Cuando llega el momento de viajar para ir a buscar al segundo hijo, suele surgir la duda de si se debe o no llevar al primer hijo al país. Señalaríamos de nuevo la importancia de la observación y el respeto por el momento evolutivo del niño. En la mayoría de los casos, si el niño ya se siente seguro, confiado y bien vinculado, en definitiva, si se ha preparado bien la segunda adopción y se ha tenido en cuenta la preparación del mayor para asumir a un hermano, el viajar todos juntos al país suele ser una experiencia positiva y enriquecedora, bien valorada por las familias. Las posibilidades de efectuar este viaje con el niño también vendrán influenciadas por factores ajenos a la familia, como la situación del país (infraestructuras, situación política, clima, etc.) o las características del proceso adoptivo (trámites, posibilidad de viajar junto a otras familias con hijos, organización de la estancia, etc.).

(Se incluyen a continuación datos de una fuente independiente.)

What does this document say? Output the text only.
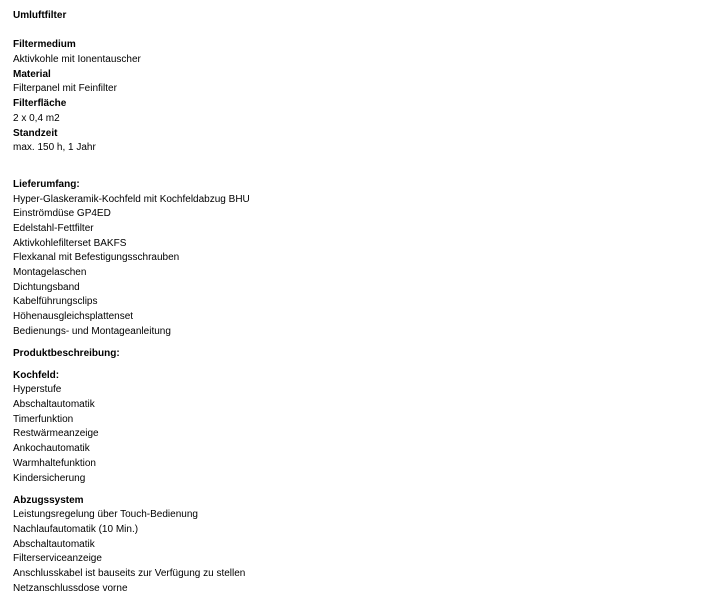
Umluftfilter
Filtermedium
Aktivkohle mit Ionentauscher
Material
Filterpanel mit Feinfilter
Filterfläche
2 x 0,4 m2
Standzeit
max. 150 h, 1 Jahr
Lieferumfang:
Hyper-Glaskeramik-Kochfeld mit Kochfeldabzug BHU
Einströmdüse GP4ED
Edelstahl-Fettfilter
Aktivkohlefilterset BAKFS
Flexkanal mit Befestigungsschrauben
Montagelaschen
Dichtungsband
Kabelführungsclips
Höhenausgleichsplattenset
Bedienungs- und Montageanleitung
Produktbeschreibung:
Kochfeld:
Hyperstufe
Abschaltautomatik
Timerfunktion
Restwärmeanzeige
Ankochautomatik
Warmhaltefunktion
Kindersicherung
Abzugssystem
Leistungsregelung über Touch-Bedienung
Nachlaufautomatik (10 Min.)
Abschaltautomatik
Filterserviceanzeige
Anschlusskabel ist bauseits zur Verfügung zu stellen
Netzanschlussdose vorne
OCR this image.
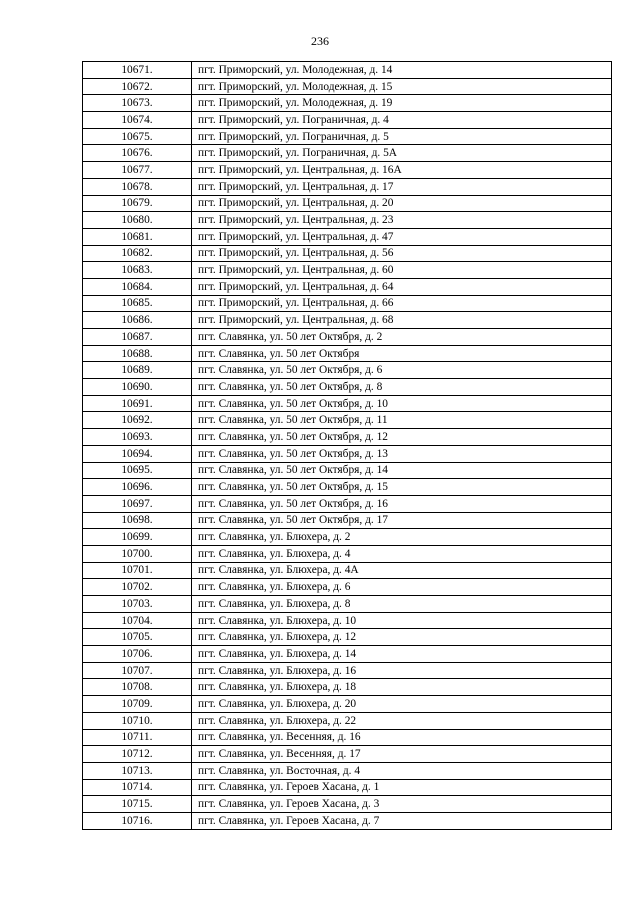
236
10671.	пгт. Приморский, ул. Молодежная, д. 14
10672.	пгт. Приморский, ул. Молодежная, д. 15
10673.	пгт. Приморский, ул. Молодежная, д. 19
10674.	пгт. Приморский, ул. Пограничная, д. 4
10675.	пгт. Приморский, ул. Пограничная, д. 5
10676.	пгт. Приморский, ул. Пограничная, д. 5А
10677.	пгт. Приморский, ул. Центральная, д. 16А
10678.	пгт. Приморский, ул. Центральная, д. 17
10679.	пгт. Приморский, ул. Центральная, д. 20
10680.	пгт. Приморский, ул. Центральная, д. 23
10681.	пгт. Приморский, ул. Центральная, д. 47
10682.	пгт. Приморский, ул. Центральная, д. 56
10683.	пгт. Приморский, ул. Центральная, д. 60
10684.	пгт. Приморский, ул. Центральная, д. 64
10685.	пгт. Приморский, ул. Центральная, д. 66
10686.	пгт. Приморский, ул. Центральная, д. 68
10687.	пгт. Славянка, ул. 50 лет Октября, д. 2
10688.	пгт. Славянка, ул. 50 лет Октября
10689.	пгт. Славянка, ул. 50 лет Октября, д. 6
10690.	пгт. Славянка, ул. 50 лет Октября, д. 8
10691.	пгт. Славянка, ул. 50 лет Октября, д. 10
10692.	пгт. Славянка, ул. 50 лет Октября, д. 11
10693.	пгт. Славянка, ул. 50 лет Октября, д. 12
10694.	пгт. Славянка, ул. 50 лет Октября, д. 13
10695.	пгт. Славянка, ул. 50 лет Октября, д. 14
10696.	пгт. Славянка, ул. 50 лет Октября, д. 15
10697.	пгт. Славянка, ул. 50 лет Октября, д. 16
10698.	пгт. Славянка, ул. 50 лет Октября, д. 17
10699.	пгт. Славянка, ул. Блюхера, д. 2
10700.	пгт. Славянка, ул. Блюхера, д. 4
10701.	пгт. Славянка, ул. Блюхера, д. 4А
10702.	пгт. Славянка, ул. Блюхера, д. 6
10703.	пгт. Славянка, ул. Блюхера, д. 8
10704.	пгт. Славянка, ул. Блюхера, д. 10
10705.	пгт. Славянка, ул. Блюхера, д. 12
10706.	пгт. Славянка, ул. Блюхера, д. 14
10707.	пгт. Славянка, ул. Блюхера, д. 16
10708.	пгт. Славянка, ул. Блюхера, д. 18
10709.	пгт. Славянка, ул. Блюхера, д. 20
10710.	пгт. Славянка, ул. Блюхера, д. 22
10711.	пгт. Славянка, ул. Весенняя, д. 16
10712.	пгт. Славянка, ул. Весенняя, д. 17
10713.	пгт. Славянка, ул. Восточная, д. 4
10714.	пгт. Славянка, ул. Героев Хасана, д. 1
10715.	пгт. Славянка, ул. Героев Хасана, д. 3
10716.	пгт. Славянка, ул. Героев Хасана, д. 7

Nos hemos encontrado con algunas situaciones, no muy frecuentes, en que el niño verbaliza explícitamente que no quiere realizar el viaje, posiblemente por la existencia de miedos relacionados con el país de origen. En estos casos, o en los que no es recomendable viajar con el pequeño por causas ajenas, pueden aparecer sentimientos de culpa en los padres por dejar al pequeño solo tantos días, preocupación por cómo vivirá esta ausencia. Las separaciones largas de los padres a edades tempranas no suelen ser inocuas, y pueden hacer revivir en el pequeño sentimientos de abandono y soledad. Es importante prepararle para este hecho, buscando la manera de favorecer que el primer hijo sienta a sus padres presentes, aunque éstos estén lejos y no los vea durante algunos días. También es importante entender el impacto que puede suponer la llegada de los padres con otro niño entre los brazos después de los días de ausencia. Hay pequeños que pueden sentir que han sido sustituidos, que el otro va a ocupar su lugar, y temer un abandono o una relegación a un segundo plano en la familia. El apego en estos casos puede ser vivido durante un tiempo como más frágil, activando sentimientos de abandono. Algunos niños se muestran más ariscos, o bien más inseguros y dependientes. También se puede dar el caso contrario, adoptantes que no se habían planteado la posibilidad de viajar con el menor, tal vez por comodidad o por ahorrarle al primer hijo los pesares de esta aventura (vacunaciones, pesadez de los viajes, aviones, aeropuertos, tiempos de espera, situación sociopolítica del país de origen, falta de comodidades materiales, impacto emocional, etc.), pero no habían tenido en cuenta los beneficios que el viaje podría aportar a su primer hijo. La experiencia de viajar al país de origen ha ayudado a muchas familias, tanto a padres como a hijos, a abordar la realidad adoptiva.